Monday, June 15, 2020
The Bostock Case and the Rule of Law
I've spent much of today and this evening reading and re-reading the opinions in Bostock v. Clayton County. I respect Neil Gorsuch, whose nomination and confirmation I outspokenly supported, and I want to understand his position and reasoning. There is, however, no way to avoid the conclusion that the argument he bought is sophistical and the position he endorsed is untenable. Sam Alito’s opening sentence in dissent is devastatingly accurate: “There is only one word for what the Court has done today: legislation.”
The legislation handed down by the Court will have far-reaching consequences, including the eventual destruction of all-women’s sports. As I tell my students, and constantly remind myself, "remember, when you sign on to a proposition you are signing on to all it logically presupposes and entails." It's very well to say, "thus and so matter is not before the Court and we haven't had the benefit of adversarial briefing and argument," but that does not cancel the mercilessness of logic. Reasonable people of goodwill can and do disagree about whether the logical and therefore foreseeable consequences of this piece of judicial legislation are good or bad, desirable or undesirable; but whether one favors or opposes legislation designed to produce those consequences, one should condemn the decision precisely because it is legislation. The Court has not applied the law as written; it has re-written the law.

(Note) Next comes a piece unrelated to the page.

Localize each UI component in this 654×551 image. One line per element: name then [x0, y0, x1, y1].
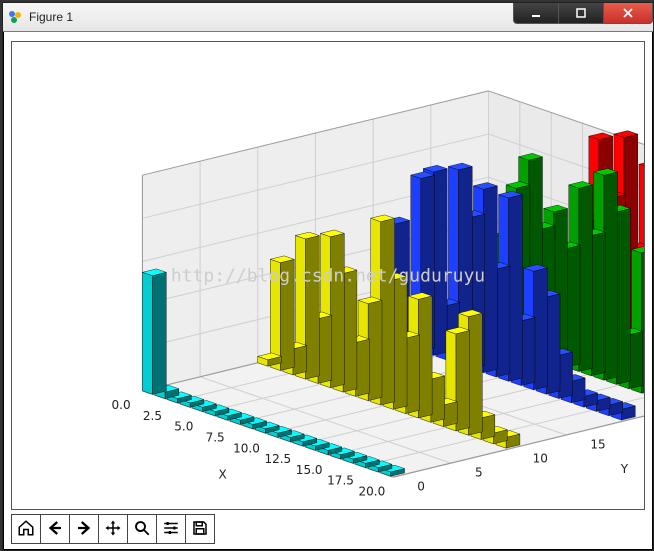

The Bostock ruling (further) politicizes the judiciary and undermines the very thing courts exist to uphold: the Rule of Law. It will destroy what faith remains in the moral and intellectual integrity of our courts. It also vindicates Adrian Vermeule’s warning to conservatives that trying to combat the longstanding "progressive" strategy of imposing a substantive moral-political agenda through the courts by appointing "originalist" and "textualist" judges is hopeless. Conservatives, Professor Vermeule famously argued, need to shift to their own version of liberal legal theorist Ronald Dworkin’s “moral reading” of the Constitution and laws to advance a socially conservative moral and political vision. Who is to gainsay him now? One might say--I have myself said, repeatedly, in my criticisms of my teacher Professor Dworkin--"The so-called moral reading can only function as a pretext for legislating from the bench. It abandons the idea of law and the ideal of the Rule of Law, erasing the distinction between adjudication and legislation, law and politics." But that observation (which I continue to believe is true) either from increasingly warranted cynicism or sincere conviction (or a bit of both) will be met with the rejoinder: "The idea and ideal were abandoned long ago. Have you only just noticed? It may be sad, but it's all-too-true. To continue trying to shore them up is a fool's errand. It could only work when both sides in a political or ideological struggle play by the rules. But nearly all Democrat-appointed judges and half the Republican-appointed judges refuse to play by them—always to the advantage of secular progressive ideology and in furtherance of its goals. It's a different game now. For conservatives to suppose otherwise is for them to adopt the pathetic and degrading role of the Washington Generals: showing up every night at a rigged game to be the losers."
Some people are questioning Justice Gorsuch's good faith and saying that he betrayed the conservative movement and the Republican Party. These, I think, are misguided claims. Judges and justices, whether nominated and confirmed by Republicans or Democrats, whether supported by conservatives or liberals, owe their supporters and their party precisely (and nothing more than) what they owe everyone else, namely, a faithful application of the Constitution and laws as written. The tragedy of Bostock is that, despite Justice Gorsuch's desire to practice an authentic textualism, he failed to provide that, just as previous Republican appointees Sandra Day O'Connor, Anthony Kennedy, and David Souter so often--and often spectacularly--failed to provide it. Such failures always wound the Rule of Law. Coming on top of so many other cases in recent decades, this one may finally discredit it in the eyes of many who have struggled to retain their faith in it.